In an uncharacteristically bold move, he gets a job on a Bombay weekly paper, The Indian Secularist, working for a famous editor, Rustom Sorabjee. For Davidar, Vijay exemplifies the more or less helpless people on whom history acts. He nearly dies at the hands of a Hindu gang that believes he's a Muslim. Sorabjee explains, to Vijay and the reader, that Indian secularism includes respect for all religions. "We don't believe in throwing religion overboard," he says. He thinks it has its place and turns malign only when exceeding its boundaries.

He argues that simple-minded fundamentalists pare people down to a single characteristic, their religious identity, excluding whatever makes them unique. A sensible religion would call that heresy, since it implies that God created extremely limited creatures.

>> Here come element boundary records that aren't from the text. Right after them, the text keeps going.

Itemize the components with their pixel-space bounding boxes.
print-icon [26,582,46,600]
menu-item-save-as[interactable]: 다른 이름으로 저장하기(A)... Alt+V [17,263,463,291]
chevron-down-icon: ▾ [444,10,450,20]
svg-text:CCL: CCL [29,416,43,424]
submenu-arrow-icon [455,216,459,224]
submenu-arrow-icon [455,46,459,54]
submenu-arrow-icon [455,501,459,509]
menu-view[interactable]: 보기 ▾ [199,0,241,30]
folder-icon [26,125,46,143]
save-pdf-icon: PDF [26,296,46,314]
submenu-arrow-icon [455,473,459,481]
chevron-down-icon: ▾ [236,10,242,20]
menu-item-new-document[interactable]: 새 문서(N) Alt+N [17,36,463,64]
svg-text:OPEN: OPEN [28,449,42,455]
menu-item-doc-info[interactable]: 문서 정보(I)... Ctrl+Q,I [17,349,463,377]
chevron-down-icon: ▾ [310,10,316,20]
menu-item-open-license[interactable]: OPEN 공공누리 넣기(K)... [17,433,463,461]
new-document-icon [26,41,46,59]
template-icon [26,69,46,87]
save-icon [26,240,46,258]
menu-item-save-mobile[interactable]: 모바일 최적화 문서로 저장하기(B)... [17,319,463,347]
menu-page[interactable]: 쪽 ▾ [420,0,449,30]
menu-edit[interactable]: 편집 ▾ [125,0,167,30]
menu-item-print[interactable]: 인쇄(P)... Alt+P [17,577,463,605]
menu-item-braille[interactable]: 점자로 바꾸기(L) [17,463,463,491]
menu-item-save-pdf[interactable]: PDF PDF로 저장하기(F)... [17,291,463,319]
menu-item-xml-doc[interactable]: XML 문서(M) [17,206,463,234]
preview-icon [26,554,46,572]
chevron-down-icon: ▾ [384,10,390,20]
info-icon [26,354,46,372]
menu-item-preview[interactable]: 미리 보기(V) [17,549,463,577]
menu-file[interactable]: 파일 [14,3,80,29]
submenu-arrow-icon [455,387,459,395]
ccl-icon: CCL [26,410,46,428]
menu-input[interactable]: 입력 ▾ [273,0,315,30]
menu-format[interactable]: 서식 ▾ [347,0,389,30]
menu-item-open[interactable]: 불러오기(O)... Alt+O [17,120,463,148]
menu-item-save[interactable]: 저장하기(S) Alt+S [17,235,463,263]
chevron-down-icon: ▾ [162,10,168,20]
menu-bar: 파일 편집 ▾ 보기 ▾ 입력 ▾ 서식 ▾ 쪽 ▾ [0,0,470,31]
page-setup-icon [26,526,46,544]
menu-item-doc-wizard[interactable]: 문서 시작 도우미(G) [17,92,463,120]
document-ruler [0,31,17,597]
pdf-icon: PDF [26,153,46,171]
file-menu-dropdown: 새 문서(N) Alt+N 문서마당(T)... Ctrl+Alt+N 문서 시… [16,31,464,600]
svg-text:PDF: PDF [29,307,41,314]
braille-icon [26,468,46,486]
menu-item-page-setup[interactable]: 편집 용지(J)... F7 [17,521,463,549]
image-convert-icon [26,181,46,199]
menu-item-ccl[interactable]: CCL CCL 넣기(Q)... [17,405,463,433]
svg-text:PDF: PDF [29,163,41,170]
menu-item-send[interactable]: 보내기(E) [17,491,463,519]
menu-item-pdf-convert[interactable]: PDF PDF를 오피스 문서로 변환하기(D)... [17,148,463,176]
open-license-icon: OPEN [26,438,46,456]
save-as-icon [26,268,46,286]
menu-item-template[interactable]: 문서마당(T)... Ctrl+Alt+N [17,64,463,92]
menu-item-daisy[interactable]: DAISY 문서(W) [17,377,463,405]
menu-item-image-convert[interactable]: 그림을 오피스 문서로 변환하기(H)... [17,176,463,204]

Sorabjee has been writing a book for high-school students with the same title as Davidar's novel. It concerns "the three greatest Indians who ever lived" -- Samraat Ashoka, a Buddhist in antiquity, Shahenshah Akbar, a 16th-century Muslim Mughal emperor, and Mahatma Gandhi, a Hindu who gave the 20th century a fresh definition of mass social action. Each of them developed a soaring vision for India that transcended caste and creed. When Vijay tires of social tension, he reads another chapter of Sorabjee's book, passing on to the reader idealistic views of India's history and its future. But idealistic dreams aren't enough. Beaten down by India, Vijay emigrates to Canada and relative happiness as a bank teller.

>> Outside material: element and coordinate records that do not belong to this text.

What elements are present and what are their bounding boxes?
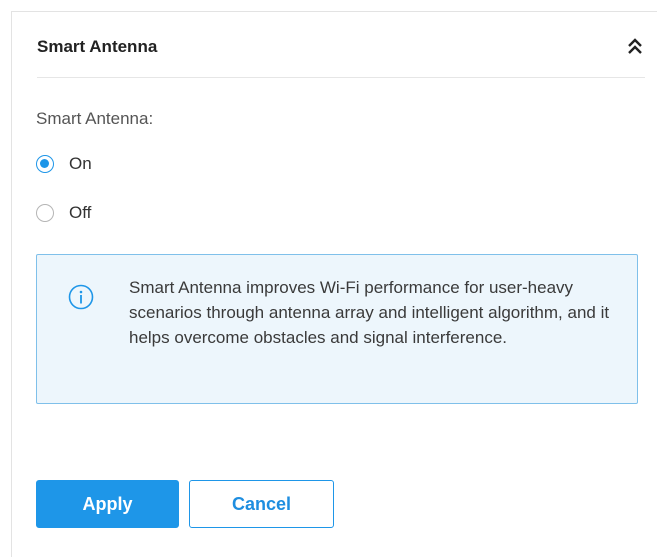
collapse-button[interactable] — [623, 33, 647, 61]
cancel-button[interactable]: Cancel — [189, 480, 334, 528]
radio-label-off: Off — [69, 203, 92, 222]
section-header: Smart Antenna — [37, 33, 645, 78]
radio-option-on[interactable]: On — [36, 152, 92, 176]
info-circle-icon — [68, 284, 94, 310]
radio-label-on: On — [69, 154, 92, 173]
radio-button-on[interactable] — [36, 155, 54, 173]
info-box: Smart Antenna improves Wi-Fi performance… — [36, 254, 638, 404]
double-chevron-up-icon — [628, 38, 642, 54]
info-text: Smart Antenna improves Wi-Fi performance… — [129, 278, 610, 347]
smart-antenna-field-label: Smart Antenna: — [36, 109, 154, 128]
radio-button-off[interactable] — [36, 204, 54, 222]
section-title: Smart Antenna — [37, 37, 158, 56]
radio-option-off[interactable]: Off — [36, 201, 91, 225]
apply-button[interactable]: Apply — [36, 480, 179, 528]
smart-antenna-panel: Smart Antenna Smart Antenna: On Off Smar… — [11, 11, 657, 557]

Davidar began his working life much as Vijay does. He went on the staff of Himmat, where the editor was Rajrohan Gandhi, the grandson and biographer of Mahatma Gandhi. Then he went to Harvard for a course in publishing and had the good fortune to meet Peter Mayer, then the international chairman of Penguin Books. The company was considering a branch in India and Mayer recruited the 26-year-old Davidar to organize it. He made a great success of it and stayed there until he moved to Toronto in 2004 on a three-year contract. He liked Canada and Canadian publishing so much that he signed on for another three years.

In the business he's gained respect as both an imaginative leader and a scrupulous delegator; he thinks you grow good editors only if you give them most of the responsibility. When Penguin Canada decides a manuscript is attractive, he authorizes higher-than-normal advances, which annoys competing publishers but has so far drawn no complaints from writers or their agents. He has an old-fashioned and commendable respect for keeping the company backlist alive and profitable. For instance, Penguin is now reprinting, in repackaged form, the 11 Benny Cooperman novels of Howard Engel, around the same time No. 12 appears.

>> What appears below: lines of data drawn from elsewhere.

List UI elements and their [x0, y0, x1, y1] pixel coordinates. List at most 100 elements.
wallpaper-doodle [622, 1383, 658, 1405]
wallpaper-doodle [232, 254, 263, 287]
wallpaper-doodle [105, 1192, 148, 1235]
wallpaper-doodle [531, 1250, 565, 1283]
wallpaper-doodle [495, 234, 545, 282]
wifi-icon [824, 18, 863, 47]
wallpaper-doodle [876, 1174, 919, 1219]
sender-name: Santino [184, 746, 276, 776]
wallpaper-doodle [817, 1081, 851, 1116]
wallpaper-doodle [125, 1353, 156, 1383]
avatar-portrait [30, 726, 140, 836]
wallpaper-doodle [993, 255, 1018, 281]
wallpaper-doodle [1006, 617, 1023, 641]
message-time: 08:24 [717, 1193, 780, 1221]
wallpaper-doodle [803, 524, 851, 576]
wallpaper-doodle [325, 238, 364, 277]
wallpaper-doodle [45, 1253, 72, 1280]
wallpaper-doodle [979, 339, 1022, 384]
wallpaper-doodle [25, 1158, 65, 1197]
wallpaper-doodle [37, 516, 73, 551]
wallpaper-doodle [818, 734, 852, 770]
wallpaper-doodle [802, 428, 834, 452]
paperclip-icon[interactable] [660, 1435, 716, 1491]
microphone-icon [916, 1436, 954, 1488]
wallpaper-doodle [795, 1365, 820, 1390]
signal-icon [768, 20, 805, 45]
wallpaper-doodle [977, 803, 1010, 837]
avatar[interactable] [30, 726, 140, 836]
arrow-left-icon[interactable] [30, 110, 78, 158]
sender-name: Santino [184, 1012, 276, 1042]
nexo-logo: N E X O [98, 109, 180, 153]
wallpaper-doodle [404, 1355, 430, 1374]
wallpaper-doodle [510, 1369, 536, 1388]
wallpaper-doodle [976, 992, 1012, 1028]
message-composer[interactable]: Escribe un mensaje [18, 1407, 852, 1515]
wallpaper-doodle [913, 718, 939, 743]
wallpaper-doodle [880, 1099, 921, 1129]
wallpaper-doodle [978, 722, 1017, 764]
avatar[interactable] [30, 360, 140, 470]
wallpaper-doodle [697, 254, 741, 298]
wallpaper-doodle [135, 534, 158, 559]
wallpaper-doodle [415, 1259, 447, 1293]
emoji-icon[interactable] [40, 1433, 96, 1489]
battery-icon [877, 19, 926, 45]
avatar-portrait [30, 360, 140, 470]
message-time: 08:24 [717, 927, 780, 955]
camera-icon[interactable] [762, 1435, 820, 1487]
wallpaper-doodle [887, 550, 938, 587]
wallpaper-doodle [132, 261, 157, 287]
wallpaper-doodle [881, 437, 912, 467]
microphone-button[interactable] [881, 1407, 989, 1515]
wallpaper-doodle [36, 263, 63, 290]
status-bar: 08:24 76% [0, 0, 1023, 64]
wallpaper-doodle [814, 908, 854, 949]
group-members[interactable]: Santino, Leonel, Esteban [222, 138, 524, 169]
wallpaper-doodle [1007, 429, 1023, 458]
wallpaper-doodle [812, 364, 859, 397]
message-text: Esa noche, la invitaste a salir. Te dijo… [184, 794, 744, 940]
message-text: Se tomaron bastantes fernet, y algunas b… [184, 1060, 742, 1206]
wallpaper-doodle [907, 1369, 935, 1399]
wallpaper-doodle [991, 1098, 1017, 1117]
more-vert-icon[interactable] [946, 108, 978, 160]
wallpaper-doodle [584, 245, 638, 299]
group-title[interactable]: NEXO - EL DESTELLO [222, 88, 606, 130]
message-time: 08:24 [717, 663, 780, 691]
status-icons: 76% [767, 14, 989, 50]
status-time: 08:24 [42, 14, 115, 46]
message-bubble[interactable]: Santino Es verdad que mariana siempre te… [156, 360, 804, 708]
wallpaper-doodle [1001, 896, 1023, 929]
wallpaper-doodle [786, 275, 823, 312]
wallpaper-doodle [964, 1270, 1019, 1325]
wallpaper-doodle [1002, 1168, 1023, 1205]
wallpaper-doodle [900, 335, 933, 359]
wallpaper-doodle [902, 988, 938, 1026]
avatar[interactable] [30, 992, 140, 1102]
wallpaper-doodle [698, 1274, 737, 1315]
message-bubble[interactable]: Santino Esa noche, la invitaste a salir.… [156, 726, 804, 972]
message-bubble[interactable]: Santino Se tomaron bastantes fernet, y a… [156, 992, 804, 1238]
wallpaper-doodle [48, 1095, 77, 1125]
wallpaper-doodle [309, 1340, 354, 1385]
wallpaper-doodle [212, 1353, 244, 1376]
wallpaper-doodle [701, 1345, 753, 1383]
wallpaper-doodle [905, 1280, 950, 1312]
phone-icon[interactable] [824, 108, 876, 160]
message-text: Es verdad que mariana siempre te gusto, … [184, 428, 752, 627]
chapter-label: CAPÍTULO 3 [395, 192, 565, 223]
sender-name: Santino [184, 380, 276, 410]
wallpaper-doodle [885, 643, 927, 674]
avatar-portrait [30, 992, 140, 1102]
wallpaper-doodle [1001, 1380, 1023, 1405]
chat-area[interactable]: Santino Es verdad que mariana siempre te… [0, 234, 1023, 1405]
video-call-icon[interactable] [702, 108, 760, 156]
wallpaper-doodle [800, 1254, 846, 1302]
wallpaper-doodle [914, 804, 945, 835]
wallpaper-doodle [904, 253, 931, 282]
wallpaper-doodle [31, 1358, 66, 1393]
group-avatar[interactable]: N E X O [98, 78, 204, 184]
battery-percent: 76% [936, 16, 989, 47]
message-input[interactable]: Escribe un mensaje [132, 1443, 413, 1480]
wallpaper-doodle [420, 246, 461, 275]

As for novels in general, Davidar quickens to stories set against great issues or historic transformations -- and the writer Davidar follows the publisher Davidar, or vice versa. His first book, The House of Blue Mangoes, published in 2002, chronicles three generations of a family under the British Raj, the rise of Gandhi and the culmination of independence. The Solitude of Emperors, shorter and less ambitious, focuses on one tragic theme and brings its readers into close touch with both the social anxieties of India and religion's tragic potential, an issue that has surprised millions, or maybe billions, by becoming a central concern of 21st-century life.